Seit unserer Kindheit wird uns gesagt, dass Zucker schlecht für uns ist, aber unsere Hand greift nach einer Süßigkeit, wenn wir traurig oder müde sind.
Wir glauben aufrichtig, dass wir jederzeit aufhören können, wenn wir nur wollen, aber jedes Mal verschieben wir diese Entscheidung auf Montag, berichtet der Korrespondent von .
Die Situation sieht so aus, als ob zwei Menschen in uns leben: der eine versteht die Gefahr und der andere verlangt eine Dosis, und aus irgendeinem Grund erweist sich der zweite immer als stärker. Das ist in der Tat keine Charakterschwäche, sondern eine Biochemie, die von den Lebensmittelkonzernen seit Jahrzehnten in Gang gesetzt wurde.
Wenn Saccharose in den Blutkreislauf gelangt, stimuliert sie die Freisetzung von Dopamin, dem Lustneurotransmitter, und das Gehirn merkt sich schnell: Süß ist gleich Belohnung.

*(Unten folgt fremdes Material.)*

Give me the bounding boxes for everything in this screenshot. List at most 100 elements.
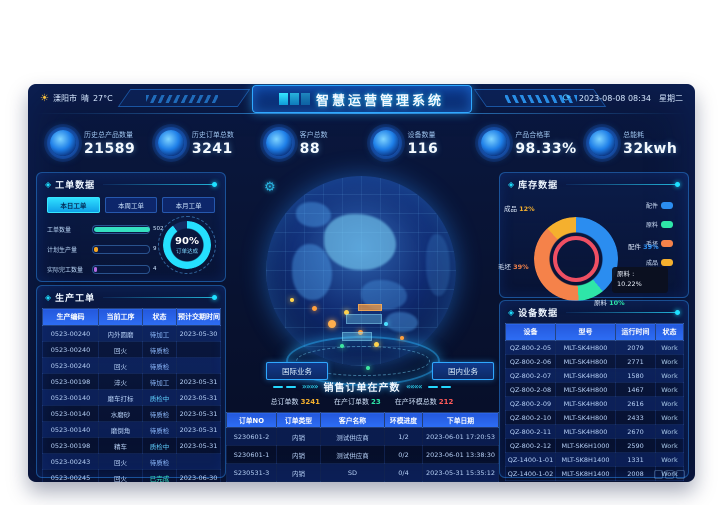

Je öfter wir diese Verbindung verstärken, desto stärker werden die neuronalen Bahnen, so dass wir auch dann nach dem nächsten Keks greifen, wenn wir nicht hungrig sind.
Dr. Robert Lustig, ein renommierter Kinderarzt und Endokrinologe, wiederholt in seinen Vorträgen immer wieder, dass Zucker auf das Gehirn wie Kokain wirkt, nur langsamer und legal.
Experimente an Ratten zeigen, dass die Nager süßes Wasser sogar gegenüber narkotischen Substanzen bevorzugen, wenn sie die Wahl haben. Natürlich ist der Mensch komplexer als die Ratte, aber unsere grundlegenden Verstärkungsmechanismen funktionieren in etwa gleich.
Die Hersteller sind sich dieser Besonderheit wohl bewusst und fügen Zucker nicht nur in Limonade oder Kuchen, sondern auch in Ketchup, Brot, Wurst und sogar in „gesunden“ Joghurts ein.
Zucker kaschiert die Mängel von Rohstoffen, verlängert die Haltbarkeit und erzeugt genau den Geschmack, an den wir uns von klein auf gewöhnt haben. Wir suchen diesen Geschmack in allem, ohne zu merken, dass wir darauf programmiert wurden, lange bevor wir lesen lernten.
Der Zuckerentzug geht mit echten Entzugserscheinungen einher: Kopfschmerzen, Reizbarkeit, Angstzustände und Heißhunger auf alles, was süß ist.
Das Internet ist voll von Berichten über Menschen, die eine „Zuckerentgiftung“ durchlaufen haben, und sie alle beschreiben in etwa den gleichen Zustand. Die ersten drei oder vier Tage scheinen die Hölle zu sein, doch dann stellt sich eine erstaunliche geistige Klarheit und eine stabile Stimmung ohne Stimmungsschwankungen ein.
Natürlich ist ein vollständiger Verzicht auf Zucker unrealistisch und auch nicht notwendig, denn Glukose ist für die Gehirnfunktion notwendig. Es ist jedoch wichtig, zwischen natürlichem Zucker in Früchten und zugesetzten raffinierten Produkten zu unterscheiden, die kein Sättigungsgefühl hervorrufen.
Wenn ich in der Lage bin, Etiketten zu lesen und mich ehrlich zu fragen, ob ich diese Süße wirklich will oder nur versuche, ein emotionales Loch zu stopfen, macht das einen großen Unterschied.